During the first few months of my teaching career, I stood before a group of students discussing a flowchart I had developed. It was an earnest and misguided attempt to teach them how to read a poem. Fortunately, a student spoke up: “Miss, you talk too much.” Thus began my years’ long journey to figure out how to convey meaning, explain complex concepts, provide direction, and offer guidance to the wide range of learners that I would encounter in my classroom and workplace.
I taught academic reading, writing, and learning skills to high schoolers and college students. While I leaned heavily on constructivist methods – learning through guided discovery – I also deployed direct instruction in metacognition. Metacognition is the ability to think about one’s thinking, identify the options one has to solve a problem or reach a goal, and execute a chosen course of action. Since I taught metacognition, I have become rather good at it. This particular skill set has served me well as I built a repertoire technical and research skills.

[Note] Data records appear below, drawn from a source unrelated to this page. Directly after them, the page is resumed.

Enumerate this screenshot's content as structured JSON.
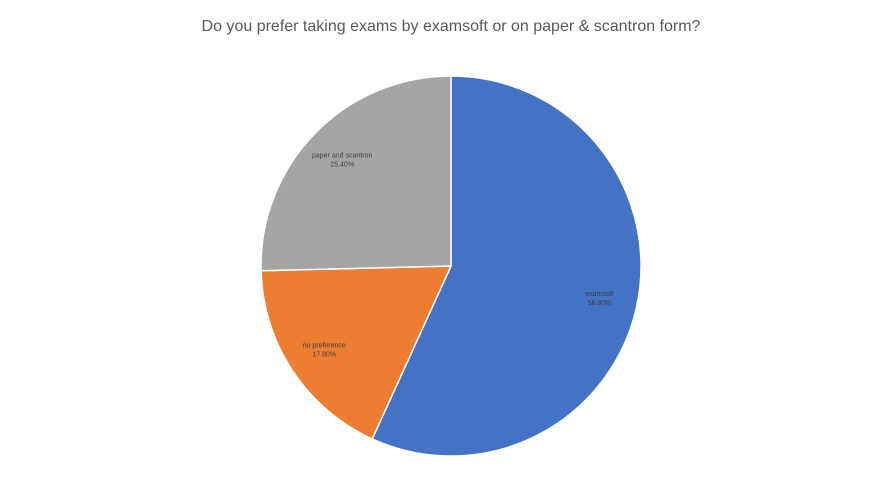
{
  "chart_data": {
    "type": "pie",
    "title": "Do you prefer taking exams by examsoft or on paper & scantron form?",
    "categories": [
      "examsoft",
      "no preference",
      "paper and scantron"
    ],
    "values": [
      56.8,
      17.8,
      25.4
    ],
    "value_labels": [
      "56.80%",
      "17.80%",
      "25.40%"
    ],
    "colors": [
      "#4472c4",
      "#ed7d31",
      "#a5a5a5"
    ]
  }
}
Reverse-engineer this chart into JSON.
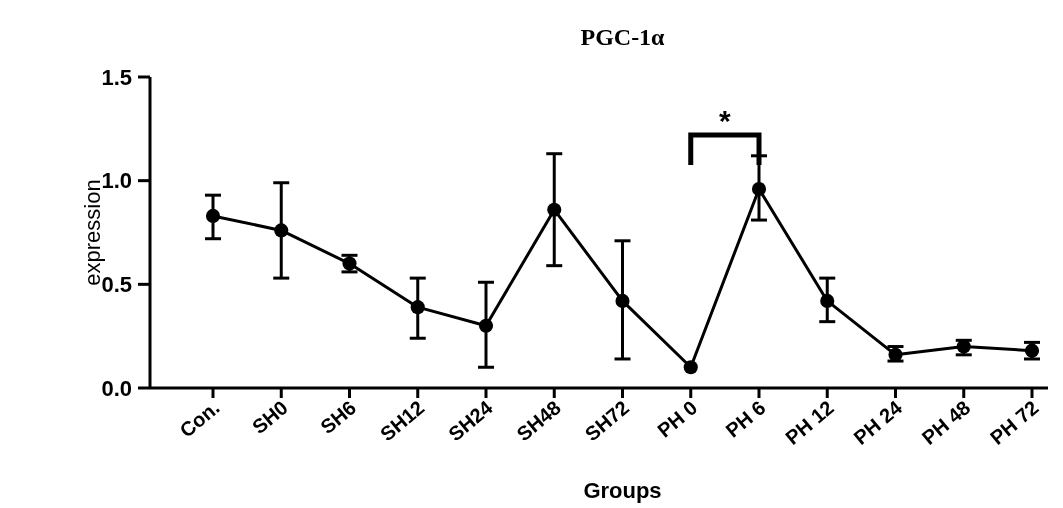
{
  "chart_data": {
    "type": "line",
    "title": "PGC-1α",
    "xlabel": "Groups",
    "ylabel": "expression",
    "categories": [
      "Con.",
      "SH0",
      "SH6",
      "SH12",
      "SH24",
      "SH48",
      "SH72",
      "PH 0",
      "PH 6",
      "PH 12",
      "PH 24",
      "PH 48",
      "PH 72"
    ],
    "series": [
      {
        "color": "#000000",
        "values": [
          0.83,
          0.76,
          0.6,
          0.39,
          0.3,
          0.86,
          0.42,
          0.1,
          0.96,
          0.42,
          0.16,
          0.2,
          0.18
        ],
        "errors": [
          [
            0.72,
            0.93
          ],
          [
            0.53,
            0.99
          ],
          [
            0.56,
            0.64
          ],
          [
            0.24,
            0.53
          ],
          [
            0.1,
            0.51
          ],
          [
            0.59,
            1.13
          ],
          [
            0.14,
            0.71
          ],
          null,
          [
            0.81,
            1.12
          ],
          [
            0.32,
            0.53
          ],
          [
            0.13,
            0.2
          ],
          [
            0.16,
            0.23
          ],
          [
            0.14,
            0.22
          ]
        ]
      }
    ],
    "ylim": [
      0,
      1.5
    ],
    "yticks": [
      {
        "value": 0,
        "label": "0.0"
      },
      0.5,
      {
        "value": 1,
        "label": "1.0"
      },
      1.5
    ],
    "marker": "circle",
    "line_style": "solid",
    "grid": false,
    "annotations": [
      "*"
    ]
  }
}
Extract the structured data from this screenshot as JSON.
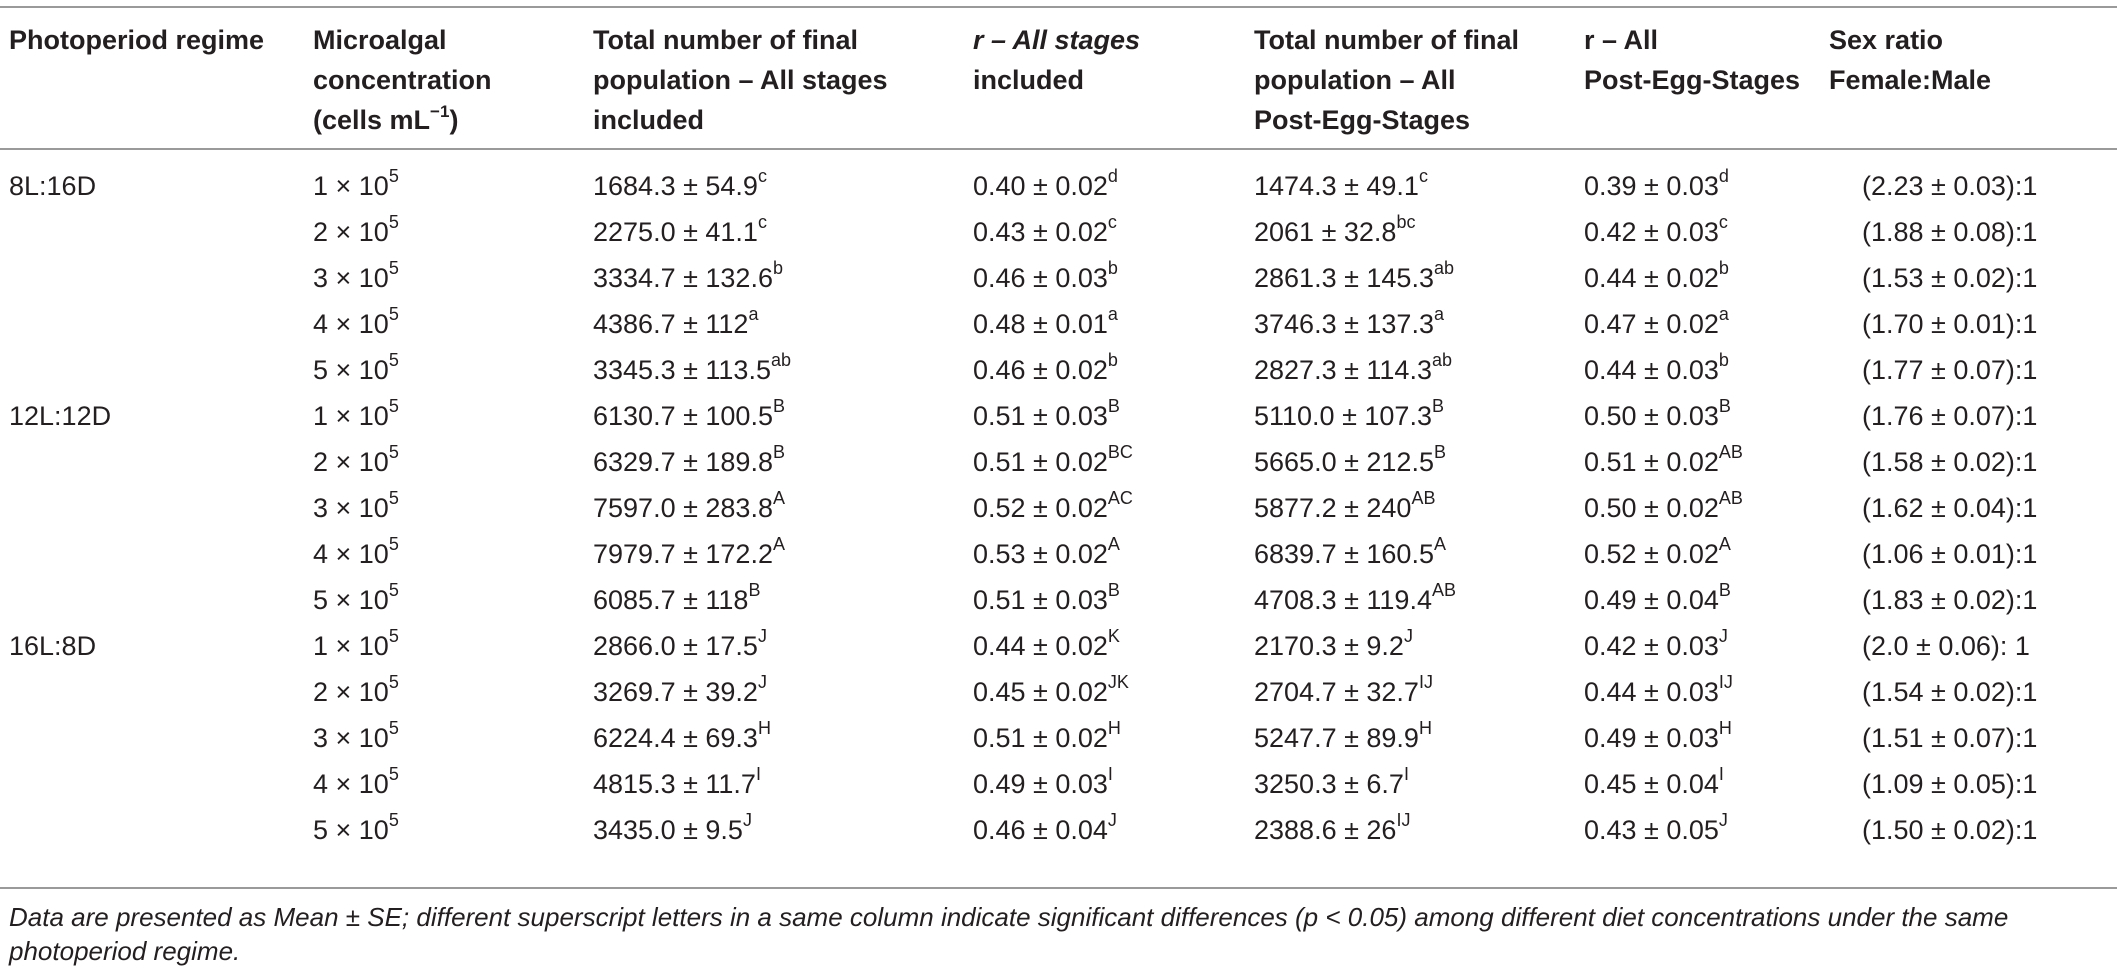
{
  "header": {
    "photoperiod": "Photoperiod regime",
    "concentration_line1": "Microalgal",
    "concentration_line2": "concentration",
    "concentration_line3_pre": "(cells mL",
    "concentration_line3_sup": "−1",
    "concentration_line3_post": ")",
    "total_all_line1": "Total number of final",
    "total_all_line2": "population – All stages",
    "total_all_line3": "included",
    "r_all_line1": "r – All stages",
    "r_all_line2": "included",
    "total_post_line1": "Total number of final",
    "total_post_line2": "population – All",
    "total_post_line3": "Post-Egg-Stages",
    "r_post_line1": "r – All",
    "r_post_line2": "Post-Egg-Stages",
    "sex_line1": "Sex ratio",
    "sex_line2": "Female:Male"
  },
  "rows": [
    {
      "regime": "8L:16D",
      "conc": "1 × 10",
      "conc_exp": "5",
      "total": "1684.3 ± 54.9",
      "total_sup": "c",
      "r": "0.40 ± 0.02",
      "r_sup": "d",
      "post": "1474.3 ± 49.1",
      "post_sup": "c",
      "rpost": "0.39 ± 0.03",
      "rpost_sup": "d",
      "sex": "(2.23 ± 0.03):1"
    },
    {
      "regime": "",
      "conc": "2 × 10",
      "conc_exp": "5",
      "total": "2275.0 ± 41.1",
      "total_sup": "c",
      "r": "0.43 ± 0.02",
      "r_sup": "c",
      "post": "2061 ± 32.8",
      "post_sup": "bc",
      "rpost": "0.42 ± 0.03",
      "rpost_sup": "c",
      "sex": "(1.88 ± 0.08):1"
    },
    {
      "regime": "",
      "conc": "3 × 10",
      "conc_exp": "5",
      "total": "3334.7 ± 132.6",
      "total_sup": "b",
      "r": "0.46 ± 0.03",
      "r_sup": "b",
      "post": "2861.3 ± 145.3",
      "post_sup": "ab",
      "rpost": "0.44 ± 0.02",
      "rpost_sup": "b",
      "sex": "(1.53 ± 0.02):1"
    },
    {
      "regime": "",
      "conc": "4 × 10",
      "conc_exp": "5",
      "total": "4386.7 ± 112",
      "total_sup": "a",
      "r": "0.48 ± 0.01",
      "r_sup": "a",
      "post": "3746.3 ± 137.3",
      "post_sup": "a",
      "rpost": "0.47 ± 0.02",
      "rpost_sup": "a",
      "sex": "(1.70 ± 0.01):1"
    },
    {
      "regime": "",
      "conc": "5 × 10",
      "conc_exp": "5",
      "total": "3345.3 ± 113.5",
      "total_sup": "ab",
      "r": "0.46 ± 0.02",
      "r_sup": "b",
      "post": "2827.3 ± 114.3",
      "post_sup": "ab",
      "rpost": "0.44 ± 0.03",
      "rpost_sup": "b",
      "sex": "(1.77 ± 0.07):1"
    },
    {
      "regime": "12L:12D",
      "conc": "1 × 10",
      "conc_exp": "5",
      "total": "6130.7 ± 100.5",
      "total_sup": "B",
      "r": "0.51 ± 0.03",
      "r_sup": "B",
      "post": "5110.0 ± 107.3",
      "post_sup": "B",
      "rpost": "0.50 ± 0.03",
      "rpost_sup": "B",
      "sex": "(1.76 ± 0.07):1"
    },
    {
      "regime": "",
      "conc": "2 × 10",
      "conc_exp": "5",
      "total": "6329.7 ± 189.8",
      "total_sup": "B",
      "r": "0.51 ± 0.02",
      "r_sup": "BC",
      "post": "5665.0 ± 212.5",
      "post_sup": "B",
      "rpost": "0.51 ± 0.02",
      "rpost_sup": "AB",
      "sex": "(1.58 ± 0.02):1"
    },
    {
      "regime": "",
      "conc": "3 × 10",
      "conc_exp": "5",
      "total": "7597.0 ± 283.8",
      "total_sup": "A",
      "r": "0.52 ± 0.02",
      "r_sup": "AC",
      "post": "5877.2 ± 240",
      "post_sup": "AB",
      "rpost": "0.50 ± 0.02",
      "rpost_sup": "AB",
      "sex": "(1.62 ± 0.04):1"
    },
    {
      "regime": "",
      "conc": "4 × 10",
      "conc_exp": "5",
      "total": "7979.7 ± 172.2",
      "total_sup": "A",
      "r": "0.53 ± 0.02",
      "r_sup": "A",
      "post": "6839.7 ± 160.5",
      "post_sup": "A",
      "rpost": "0.52 ± 0.02",
      "rpost_sup": "A",
      "sex": "(1.06 ± 0.01):1"
    },
    {
      "regime": "",
      "conc": "5 × 10",
      "conc_exp": "5",
      "total": "6085.7 ± 118",
      "total_sup": "B",
      "r": "0.51 ± 0.03",
      "r_sup": "B",
      "post": "4708.3 ± 119.4",
      "post_sup": "AB",
      "rpost": "0.49 ± 0.04",
      "rpost_sup": "B",
      "sex": "(1.83 ± 0.02):1"
    },
    {
      "regime": "16L:8D",
      "conc": "1 × 10",
      "conc_exp": "5",
      "total": "2866.0 ± 17.5",
      "total_sup": "J",
      "r": "0.44 ± 0.02",
      "r_sup": "K",
      "post": "2170.3 ± 9.2",
      "post_sup": "J",
      "rpost": "0.42 ± 0.03",
      "rpost_sup": "J",
      "sex": "(2.0 ± 0.06): 1"
    },
    {
      "regime": "",
      "conc": "2 × 10",
      "conc_exp": "5",
      "total": "3269.7 ± 39.2",
      "total_sup": "J",
      "r": "0.45 ± 0.02",
      "r_sup": "JK",
      "post": "2704.7 ± 32.7",
      "post_sup": "IJ",
      "rpost": "0.44 ± 0.03",
      "rpost_sup": "IJ",
      "sex": "(1.54 ± 0.02):1"
    },
    {
      "regime": "",
      "conc": "3 × 10",
      "conc_exp": "5",
      "total": "6224.4 ± 69.3",
      "total_sup": "H",
      "r": "0.51 ± 0.02",
      "r_sup": "H",
      "post": "5247.7 ± 89.9",
      "post_sup": "H",
      "rpost": "0.49 ± 0.03",
      "rpost_sup": "H",
      "sex": "(1.51 ± 0.07):1"
    },
    {
      "regime": "",
      "conc": "4 × 10",
      "conc_exp": "5",
      "total": "4815.3 ± 11.7",
      "total_sup": "I",
      "r": "0.49 ± 0.03",
      "r_sup": "I",
      "post": "3250.3 ± 6.7",
      "post_sup": "I",
      "rpost": "0.45 ± 0.04",
      "rpost_sup": "I",
      "sex": "(1.09 ± 0.05):1"
    },
    {
      "regime": "",
      "conc": "5 × 10",
      "conc_exp": "5",
      "total": "3435.0 ± 9.5",
      "total_sup": "J",
      "r": "0.46 ± 0.04",
      "r_sup": "J",
      "post": "2388.6 ± 26",
      "post_sup": "IJ",
      "rpost": "0.43 ± 0.05",
      "rpost_sup": "J",
      "sex": "(1.50 ± 0.02):1"
    }
  ],
  "footnote": "Data are presented as Mean ± SE; different superscript letters in a same column indicate significant differences (p < 0.05) among different diet concentrations under the same photoperiod regime."
}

Further into my development as an educator, I encountered Universal Design for Learning, a robust framework that starts with the understanding the humans are diverse in their ways of perceiving, thinking, and learning. This framework, now reinforced with the tools of audience analysis and design thinking, informs my approach to communication. It propelled my professional development as a communicator, where I sought out the skills that would allow me to convey information through a range of media that serves the audience’s needs, whether that audience was students, executives, the public, the faculty, or my team.
When I transitioned into my current role as a college administrator overseeing an academic support area, my primary goal for the department was to serve its key audience, college faculty, by demonstrating an ethos of care. This is mainly accomplished by providing high value resources and services that reflect a deep understanding of the varying needs, expectations, and experiences of both tenured and adjunct instructors. The tools and frameworks of technical communication have equipped me to identify what is indeed valued by this audience, and consequently, craft effective programming, messages, and materials.